We'll never be rid of Robert Mueller
Yes, Virginia, there is a Santa Claus. He exists as certainly as hatred of Donald Trump and generosity to his enemies and devotion to undermining his authority exist, and you know that they abound and give to your life its highest beauty and joy.
When Robert Mueller spoke at the Department of Justice on Wednesday morning, his ostensible purpose was to announce that the special counsel investigation is finished, like, for real this time. What he actually accomplished was the opposite. In the span of 12 minutes he made it as clear as possible that the Russia thing will never end, not even if Trump is removed from office, either by the Senate following impeachment in the House (which is supremely unlikely) or by voters in 2020.
Mueller said a great many other things in his non-press conference, none of them remotely surprising, but all of them instructive. What did we learn? We learned that Mueller is a consummate professional who uses phrases like “work product” but will not utter the dreaded c-word. “Collusion” metamorphosed in the course of two years from the investigation’s raison d'être to a right-wing slur. Actually, Mueller said, we were investigating "links." It was a connect-the-dots game.
Never mind that none of the dots actually did connect to the president or the fact that Trump lost ground in 2016 among voters who use the internet.
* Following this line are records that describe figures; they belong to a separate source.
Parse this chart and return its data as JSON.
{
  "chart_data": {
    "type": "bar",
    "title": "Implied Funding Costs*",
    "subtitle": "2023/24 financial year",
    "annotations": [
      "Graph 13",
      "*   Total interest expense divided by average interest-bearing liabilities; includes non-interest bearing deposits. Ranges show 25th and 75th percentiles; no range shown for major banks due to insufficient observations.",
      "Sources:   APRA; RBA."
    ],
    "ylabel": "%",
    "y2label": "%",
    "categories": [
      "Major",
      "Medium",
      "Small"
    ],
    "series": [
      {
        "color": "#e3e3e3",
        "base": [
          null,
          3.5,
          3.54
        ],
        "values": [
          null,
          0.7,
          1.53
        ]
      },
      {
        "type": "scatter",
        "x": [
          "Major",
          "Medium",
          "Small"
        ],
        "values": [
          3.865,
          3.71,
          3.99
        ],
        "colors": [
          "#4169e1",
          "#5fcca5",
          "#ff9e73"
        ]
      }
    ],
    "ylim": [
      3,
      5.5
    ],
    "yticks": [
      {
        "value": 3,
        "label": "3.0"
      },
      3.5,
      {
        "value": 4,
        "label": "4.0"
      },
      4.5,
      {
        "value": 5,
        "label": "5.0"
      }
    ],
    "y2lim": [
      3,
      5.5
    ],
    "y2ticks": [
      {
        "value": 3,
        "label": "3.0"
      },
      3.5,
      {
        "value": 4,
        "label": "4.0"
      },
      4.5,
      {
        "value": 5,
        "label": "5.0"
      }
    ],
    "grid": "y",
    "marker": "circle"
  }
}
As far as I can tell the only lasting effect of all those Russian Facebook troll operations is the proliferation of takes about how dangerous they are. I'm sure that all the 16-year-old Yuris are feeling very powerful in their matushkas' basements.
Mueller begged the question when said, albeit obliquely, that the goal of Russian interference in the 2016 election was undermining Hillary Clinton's campaign. This is incidentally true at best. What the Russians actually hoped to accomplish, and what they did manage to accomplish mostly thanks to people like Mueller and his allies, was to create an atmosphere of chaos, confusion, and institutional distrust in the United States. In this respect it has been arguably the most successful Russian intelligence operation since the defection of the Rosenbergs.
Some of Trump's supporters will be glad to hear Mueller say that indicting a sitting president of the United States is "unconstitutional." But this only makes the already bizarre section of his report in which he explains that he is not recommending charges seem even more absurd. Why would you bother discussing your reasons for not doing something that you know is impossible? It is difficult to think of anything more terrifying than the spectacle of a prosecutor publicly regretting the fact that he could not charge an innocent man with a crime.
Mueller's comment about indictments was only a prelude to his passive-aggressive insinuation that the president should be impeached instead. His argument is that while there is no evidence of collusion — excuse me, “coordination” — between Trump and America's enemies, his exercise of his clearly defined authority over the executive branch and his habit of tweeting about an investigation that effectively hamstrung his administration for half of his first term constitute obstruction of justice. Never mind the long-standing legal principle that justice cannot be obstructed when no crime is actually being investigated or the virtually unlimited power presidents have over the direction of federal agencies or their immunity from being prosecuted by people who serve at their pleasure. This is not about information or principles or anything else except contempt for the man in the White House.
Smug, condescending, self-absorbed, seemingly impervious to doubts or criticism or even facts, Robert Mueller reminded us on Wednesday that he was always the perfect man for this job.